Падре Гамбоа отправился дальше. Нельзя сказать, что искренняя вера Инграсии его не растрогала, вера всегда внушает уважение, но все-таки лучезарный утренний покой падре был несколько омрачен просьбами Инграсии. Но тут уж падре Гамбоа положился на волю случая, потому что больше ему полагаться было не на что.

Проходя мимо поста, ой поприветствовал сержанта и капрала. Оба они выглядели очень довольными, видно, и их радовало безмятежное утро.

— Как поживают наши защитники?— осведомился падре.

— Прекрасно, — чуть ли не в один голос ответили защитники. Как оказалось, радовала их вовсе не безмятежность, а, напротив, — кипящая напряжением жизнь большого мира. — У нас наконец-то исправлена рация, связь восстановлена, мы теперь в курсе всех событий!

— И что же это за события? — поинтересовался падре просто из вежливости — его как раз события большого мира интересовали меньше, чем кого бы то ни было другого.

— Самые разные! — Гарсия рад был поделиться новостями. — Вот мы получили сообщение о партизанах, потом о торговцах наркотиками, о пути передвижения контрабандистов и еще сообщение о побеге из тюрьмы...

— Да-да, сержант, — вступил в разговор капрал Рейес, — обратите внимание, нам сообщили об особо опасном преступнике, бежавшем из Боливара. Как там его имя?

Гарсия поднес к глазам бумажку и прочитал:

— Крус Хесус Галавис. Вот как его зовут.

На лице падре играла широкая улыбка, он благожелательно кивал, но внешнее благодушие ничуть не соответствовало его внутреннему состоянию — никакой благости на душе он не чувствовал.

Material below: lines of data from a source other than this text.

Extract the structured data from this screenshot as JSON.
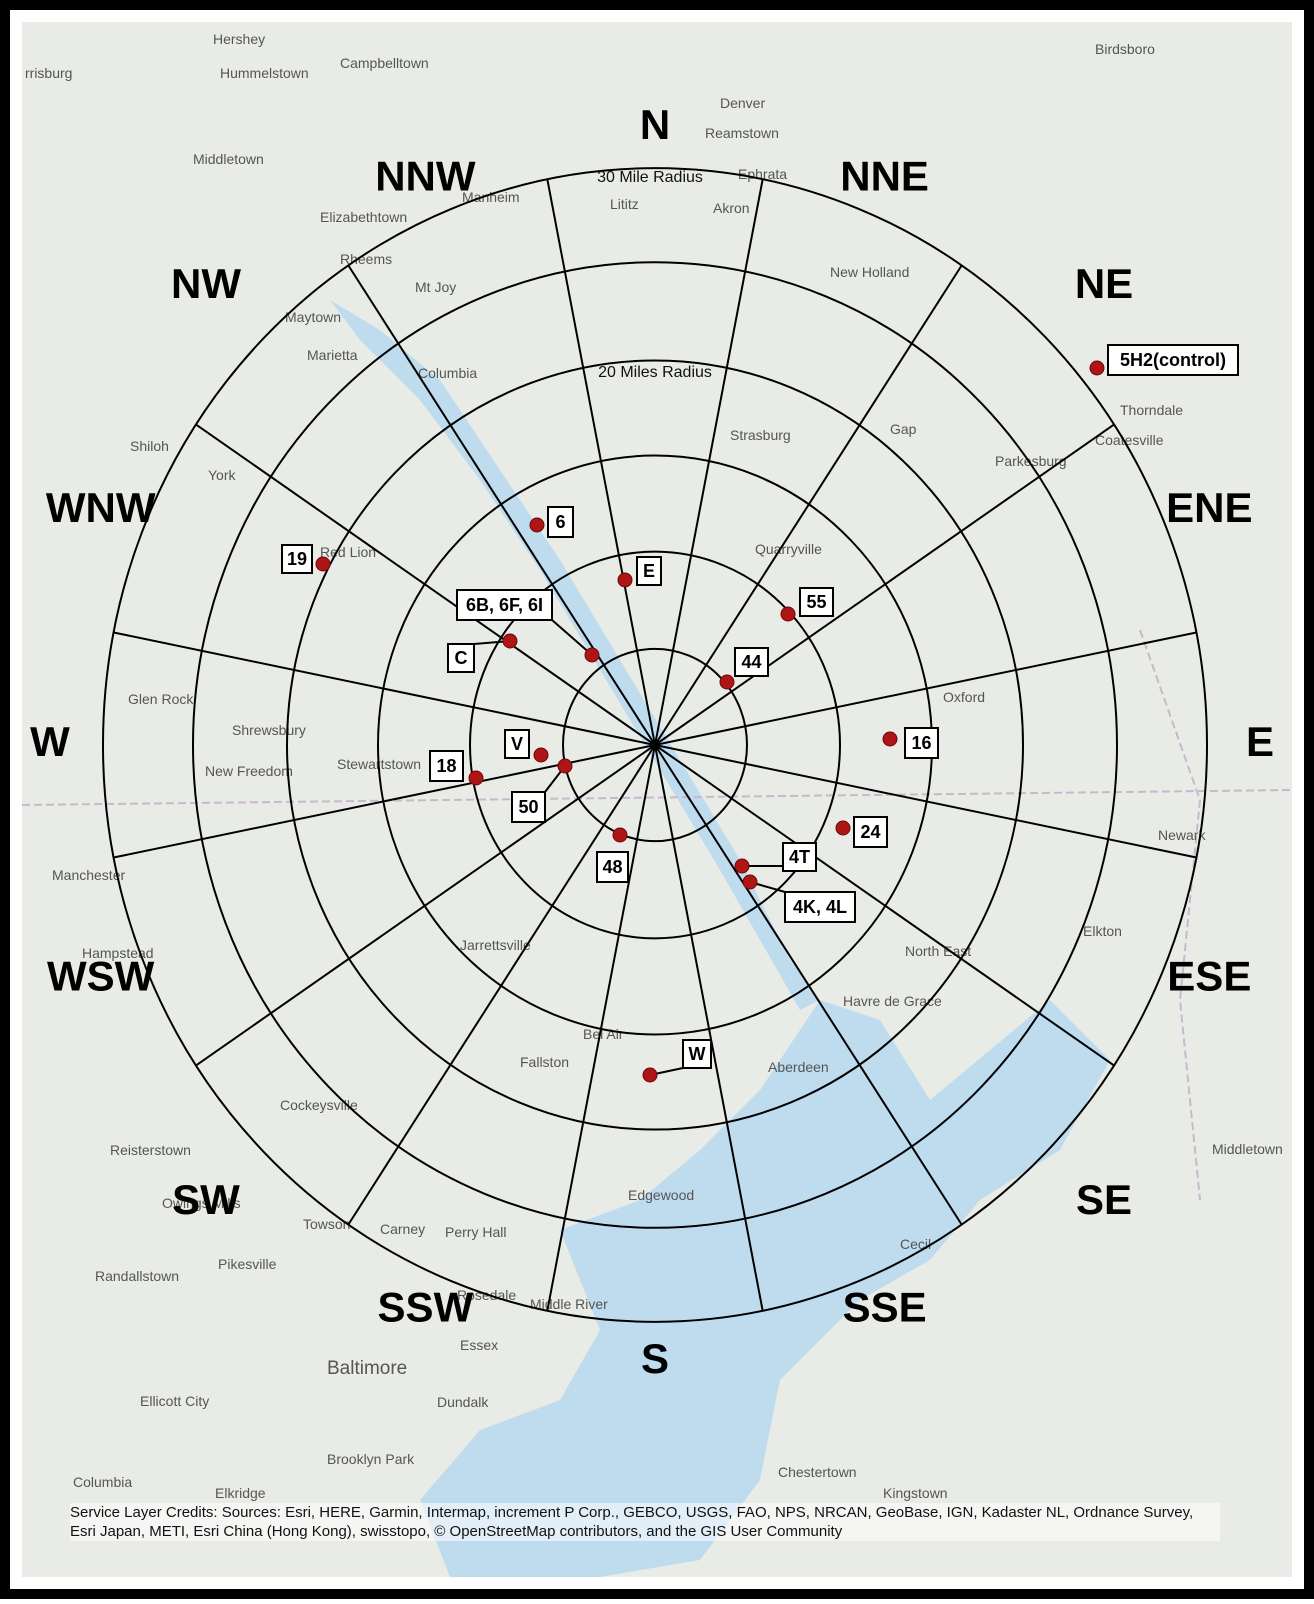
{
  "map": {
    "sectors": [
      "N",
      "NNE",
      "NE",
      "ENE",
      "E",
      "ESE",
      "SE",
      "SSE",
      "S",
      "SSW",
      "SW",
      "WSW",
      "W",
      "WNW",
      "NW",
      "NNW"
    ],
    "radius_labels": [
      "30 Mile Radius",
      "20 Miles Radius"
    ],
    "stations": [
      "5H2(control)",
      "6",
      "E",
      "19",
      "6B, 6F, 6I",
      "C",
      "55",
      "44",
      "16",
      "V",
      "18",
      "50",
      "48",
      "24",
      "4T",
      "4K, 4L",
      "W"
    ],
    "places": [
      "Hershey",
      "rrisburg",
      "Hummelstown",
      "Campbelltown",
      "Birdsboro",
      "Denver",
      "Reamstown",
      "Middletown",
      "Manheim",
      "Lititz",
      "Ephrata",
      "Akron",
      "Elizabethtown",
      "Rheems",
      "Mt Joy",
      "New Holland",
      "Maytown",
      "Marietta",
      "Columbia",
      "Strasburg",
      "Gap",
      "Thorndale",
      "Coatesville",
      "Parkesburg",
      "Shiloh",
      "York",
      "Red Lion",
      "Quarryville",
      "Glen Rock",
      "Oxford",
      "Shrewsbury",
      "New Freedom",
      "Stewartstown",
      "Manchester",
      "Hampstead",
      "Jarrettsville",
      "North East",
      "Elkton",
      "Havre de Grace",
      "Bel Air",
      "Fallston",
      "Aberdeen",
      "Cockeysville",
      "Reisterstown",
      "Owings Mills",
      "Towson",
      "Carney",
      "Perry Hall",
      "Edgewood",
      "Pikesville",
      "Randallstown",
      "Rosedale",
      "Middle River",
      "Essex",
      "Baltimore",
      "Dundalk",
      "Ellicott City",
      "Brooklyn Park",
      "Columbia",
      "Elkridge",
      "Chestertown",
      "Kingstown",
      "Newark",
      "Middletown",
      "Cecil"
    ],
    "credits": "Service Layer Credits: Sources: Esri, HERE, Garmin, Intermap, increment P Corp., GEBCO, USGS, FAO, NPS, NRCAN, GeoBase, IGN, Kadaster NL, Ordnance Survey, Esri Japan, METI, Esri China (Hong Kong), swisstopo, © OpenStreetMap contributors, and the GIS User Community"
  }
}
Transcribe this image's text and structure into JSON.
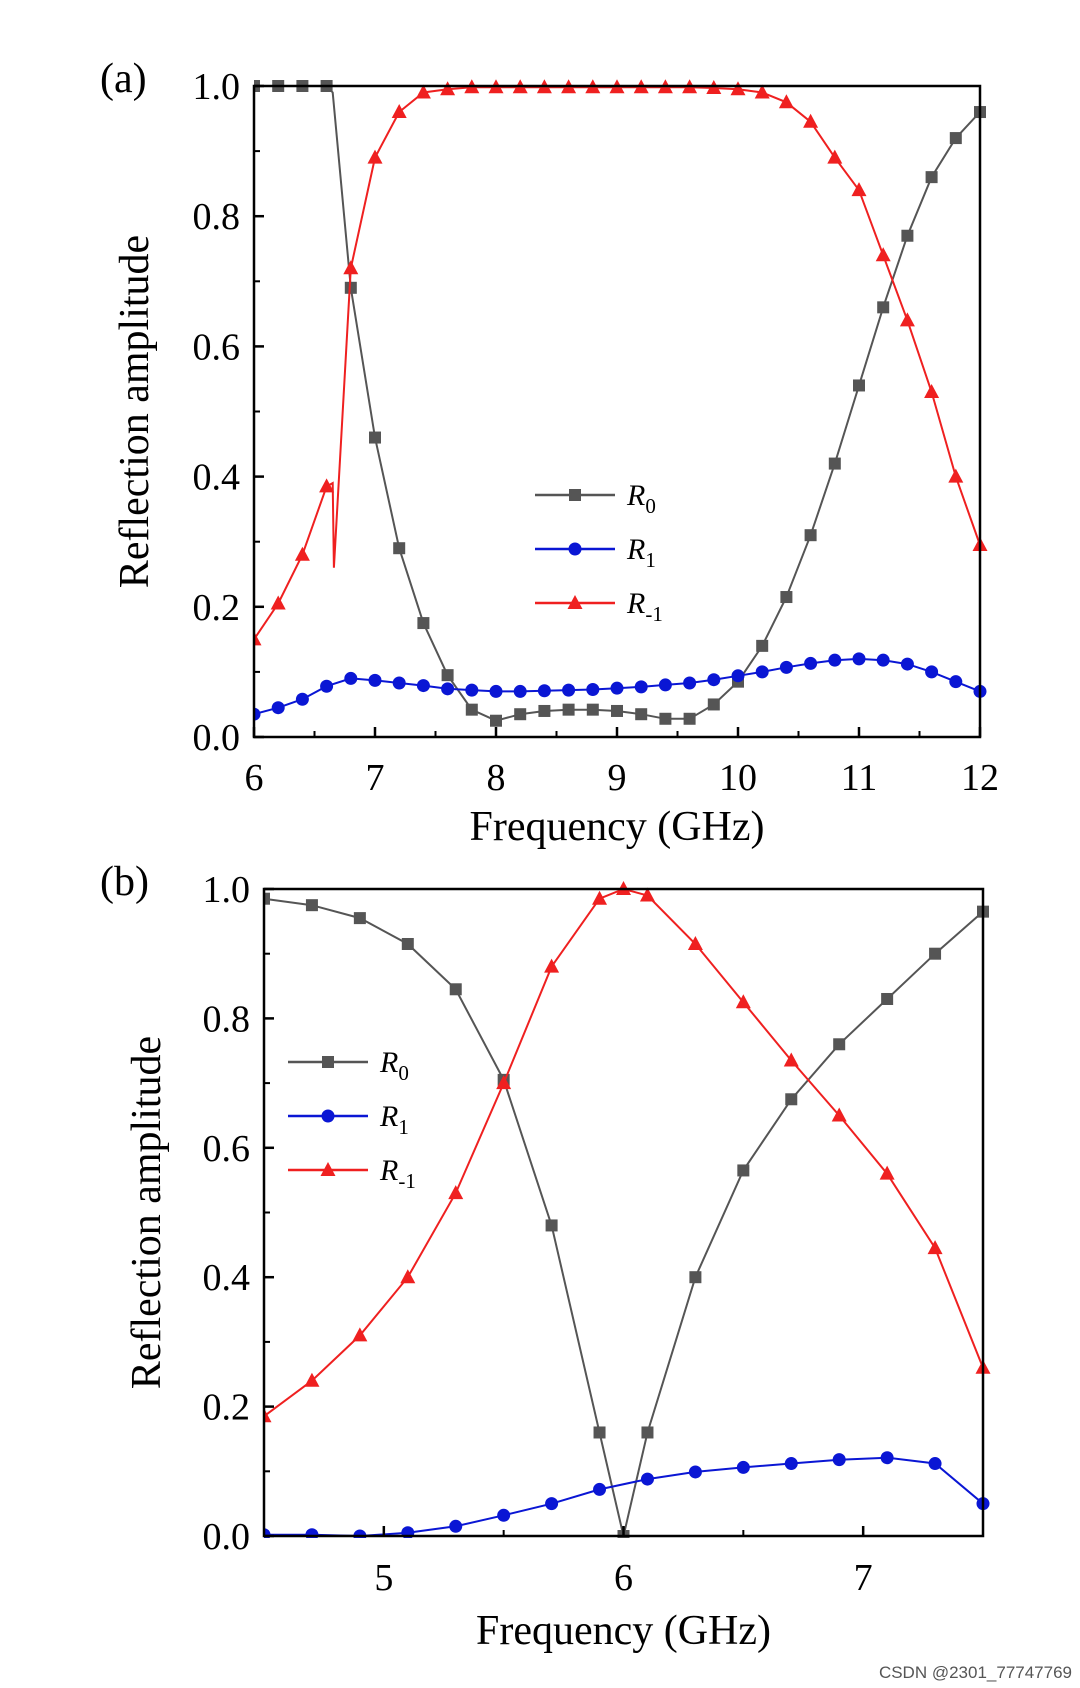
{
  "watermark": "CSDN @2301_77747769",
  "colors": {
    "R0": "#555555",
    "R1": "#0a16d4",
    "Rm1": "#ef2020"
  },
  "chart_data": [
    {
      "type": "line",
      "panel": "(a)",
      "xlabel": "Frequency (GHz)",
      "ylabel": "Reflection amplitude",
      "xlim": [
        6,
        12
      ],
      "ylim": [
        0,
        1
      ],
      "xticks": [
        "6",
        "7",
        "8",
        "9",
        "10",
        "11",
        "12"
      ],
      "yticks": [
        "0.0",
        "0.2",
        "0.4",
        "0.6",
        "0.8",
        "1.0"
      ],
      "legend_position": "center-right",
      "series": [
        {
          "name": "R0",
          "label_main": "R",
          "label_sub": "0",
          "marker": "square",
          "x": [
            6.0,
            6.2,
            6.4,
            6.6,
            6.65,
            6.8,
            7.0,
            7.2,
            7.4,
            7.6,
            7.8,
            8.0,
            8.2,
            8.4,
            8.6,
            8.8,
            9.0,
            9.2,
            9.4,
            9.6,
            9.8,
            10.0,
            10.2,
            10.4,
            10.6,
            10.8,
            11.0,
            11.2,
            11.4,
            11.6,
            11.8,
            12.0
          ],
          "y": [
            1.0,
            1.0,
            1.0,
            1.0,
            0.99,
            0.69,
            0.46,
            0.29,
            0.175,
            0.095,
            0.042,
            0.025,
            0.035,
            0.04,
            0.042,
            0.042,
            0.04,
            0.035,
            0.028,
            0.028,
            0.05,
            0.085,
            0.14,
            0.215,
            0.31,
            0.42,
            0.54,
            0.66,
            0.77,
            0.86,
            0.92,
            0.96
          ]
        },
        {
          "name": "R1",
          "label_main": "R",
          "label_sub": "1",
          "marker": "circle",
          "x": [
            6.0,
            6.2,
            6.4,
            6.6,
            6.8,
            7.0,
            7.2,
            7.4,
            7.6,
            7.8,
            8.0,
            8.2,
            8.4,
            8.6,
            8.8,
            9.0,
            9.2,
            9.4,
            9.6,
            9.8,
            10.0,
            10.2,
            10.4,
            10.6,
            10.8,
            11.0,
            11.2,
            11.4,
            11.6,
            11.8,
            12.0
          ],
          "y": [
            0.035,
            0.045,
            0.058,
            0.078,
            0.09,
            0.087,
            0.083,
            0.079,
            0.074,
            0.072,
            0.07,
            0.07,
            0.071,
            0.072,
            0.073,
            0.075,
            0.077,
            0.08,
            0.083,
            0.088,
            0.094,
            0.1,
            0.107,
            0.113,
            0.118,
            0.12,
            0.118,
            0.112,
            0.1,
            0.085,
            0.07
          ]
        },
        {
          "name": "R-1",
          "label_main": "R",
          "label_sub": "-1",
          "marker": "triangle",
          "x": [
            6.0,
            6.2,
            6.4,
            6.6,
            6.65,
            6.66,
            6.8,
            7.0,
            7.2,
            7.4,
            7.6,
            7.8,
            8.0,
            8.2,
            8.4,
            8.6,
            8.8,
            9.0,
            9.2,
            9.4,
            9.6,
            9.8,
            10.0,
            10.2,
            10.4,
            10.6,
            10.8,
            11.0,
            11.2,
            11.4,
            11.6,
            11.8,
            12.0
          ],
          "y": [
            0.15,
            0.205,
            0.28,
            0.385,
            0.39,
            0.26,
            0.72,
            0.89,
            0.96,
            0.99,
            0.995,
            0.998,
            0.998,
            0.998,
            0.998,
            0.998,
            0.998,
            0.998,
            0.998,
            0.998,
            0.998,
            0.997,
            0.995,
            0.99,
            0.975,
            0.945,
            0.89,
            0.84,
            0.74,
            0.64,
            0.53,
            0.4,
            0.295
          ]
        }
      ]
    },
    {
      "type": "line",
      "panel": "(b)",
      "xlabel": "Frequency (GHz)",
      "ylabel": "Reflection amplitude",
      "xlim": [
        4.5,
        7.5
      ],
      "ylim": [
        0,
        1
      ],
      "xticks": [
        "5",
        "6",
        "7"
      ],
      "yticks": [
        "0.0",
        "0.2",
        "0.4",
        "0.6",
        "0.8",
        "1.0"
      ],
      "legend_position": "center-left",
      "series": [
        {
          "name": "R0",
          "label_main": "R",
          "label_sub": "0",
          "marker": "square",
          "x": [
            4.5,
            4.7,
            4.9,
            5.1,
            5.3,
            5.5,
            5.7,
            5.9,
            6.0,
            6.1,
            6.3,
            6.5,
            6.7,
            6.9,
            7.1,
            7.3,
            7.5
          ],
          "y": [
            0.985,
            0.975,
            0.955,
            0.915,
            0.845,
            0.705,
            0.48,
            0.16,
            0.0,
            0.16,
            0.4,
            0.565,
            0.675,
            0.76,
            0.83,
            0.9,
            0.965
          ]
        },
        {
          "name": "R1",
          "label_main": "R",
          "label_sub": "1",
          "marker": "circle",
          "x": [
            4.5,
            4.7,
            4.9,
            5.1,
            5.3,
            5.5,
            5.7,
            5.9,
            6.1,
            6.3,
            6.5,
            6.7,
            6.9,
            7.1,
            7.3,
            7.5
          ],
          "y": [
            0.002,
            0.002,
            0.0,
            0.005,
            0.015,
            0.032,
            0.05,
            0.072,
            0.088,
            0.099,
            0.106,
            0.112,
            0.118,
            0.121,
            0.112,
            0.05
          ]
        },
        {
          "name": "R-1",
          "label_main": "R",
          "label_sub": "-1",
          "marker": "triangle",
          "x": [
            4.5,
            4.7,
            4.9,
            5.1,
            5.3,
            5.5,
            5.7,
            5.9,
            6.0,
            6.1,
            6.3,
            6.5,
            6.7,
            6.9,
            7.1,
            7.3,
            7.5
          ],
          "y": [
            0.185,
            0.24,
            0.31,
            0.4,
            0.53,
            0.7,
            0.88,
            0.985,
            1.0,
            0.99,
            0.915,
            0.825,
            0.735,
            0.65,
            0.56,
            0.445,
            0.26
          ]
        }
      ]
    }
  ]
}
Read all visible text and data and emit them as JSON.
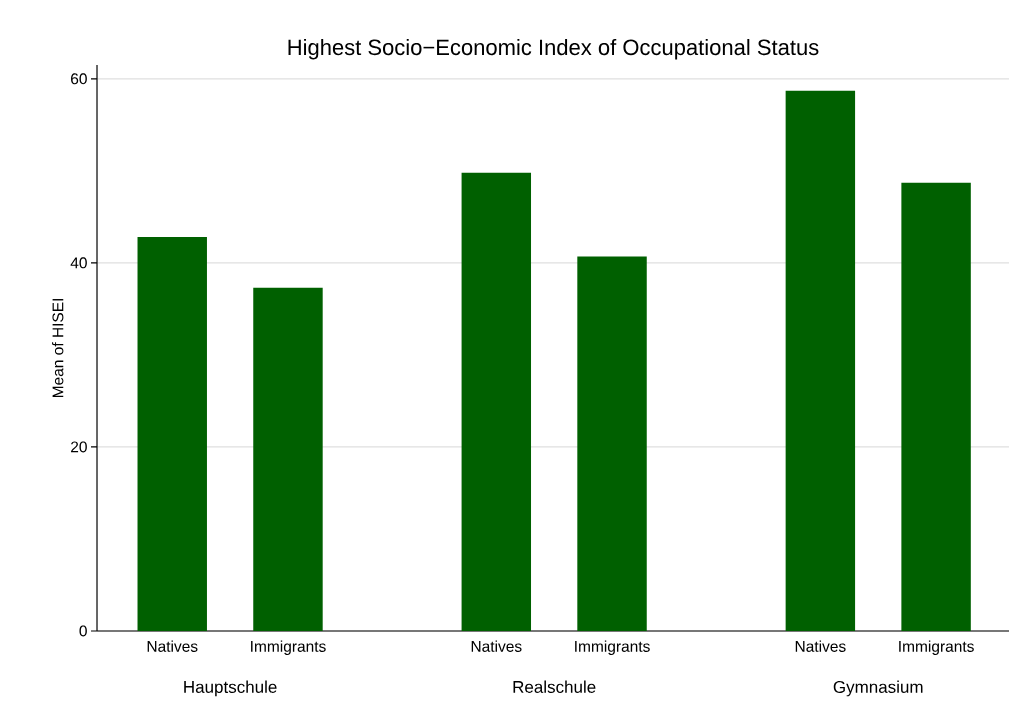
{
  "chart_data": {
    "type": "bar",
    "title": "Highest Socio−Economic Index of Occupational Status",
    "ylabel": "Mean of HISEI",
    "categories": [
      "Natives",
      "Immigrants",
      "Natives",
      "Immigrants",
      "Natives",
      "Immigrants"
    ],
    "values": [
      42.8,
      37.3,
      49.8,
      40.7,
      58.7,
      48.7
    ],
    "color": "#006000",
    "annotations": [
      "Hauptschule",
      "Realschule",
      "Gymnasium"
    ],
    "ylim": [
      0,
      61.5
    ],
    "yticks": [
      0,
      20,
      40,
      60
    ],
    "grid": "y"
  }
}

— Вам небось кажется, что вы попали на самый край света, — обращаясь к Гамбоа, разливался Рейес. — Нет, и до нас из центра рукой подать. Национальная гвардия, она и мухи не пропустит! Преступники иной раз думают, что ничего не стоит затеряться здесь, но появляется гвардия — и вот они снова в тюрьме! — хвастливо заключил он.

— Ас вами держат связь только по радио? — спросил Гамбоа на сей раз уже с искренней заинтересованностью.

— Сообщения мы получаем по радио, а еще нам привозят фотографии с именем и номером заключенного. А иначе как их распознаешь да выловишь?

— Действительно, нужна фотография, — признал падре. — Нелегкая у вас, однако, работа.

— Ничего, не жалуемся, — бодро ответил Гарсия, а Рейес промолчал.

Он опять послал прошение об отставке, опять не получил ответа и конечно же был этим очень огорчен.

После разговоров с полицейскими у падре пропала всякая охота гулять и наслаждаться мирными утренними радостями. Ему нужно было о многом теперь поразмыслить. Он простился и все так же не спеша продолжил свой путь.

— Хороший человек у нас падре, — сказал Рейес, глядя ему вслед.

— Добрый, а главное, честный и добропорядочный, — согласился второй блюститель закона, сержант Гарсия.

И тут сержант увидел Хосе Росарио в яркой цветастой рубашке, гулявшего в сопровождении красотки Лолы. К ним тут же подошел Бенито и принялся, по своему обыкновению, зубоскалить.

— Теперь у тебя такой камуфляж, партизан? — весело спросил он, указывая на рубашку.

— Это мой подарок! — гордо отрезала Лола. — Она ему очень идет! А ты быстро марш отсюда! — скомандовала она Бенито.

— А Хосе Росарио марш под арест! — распорядился, подходя, Гарсия. — Я рад, что ты выздоровел, но ты по-прежнему арестант.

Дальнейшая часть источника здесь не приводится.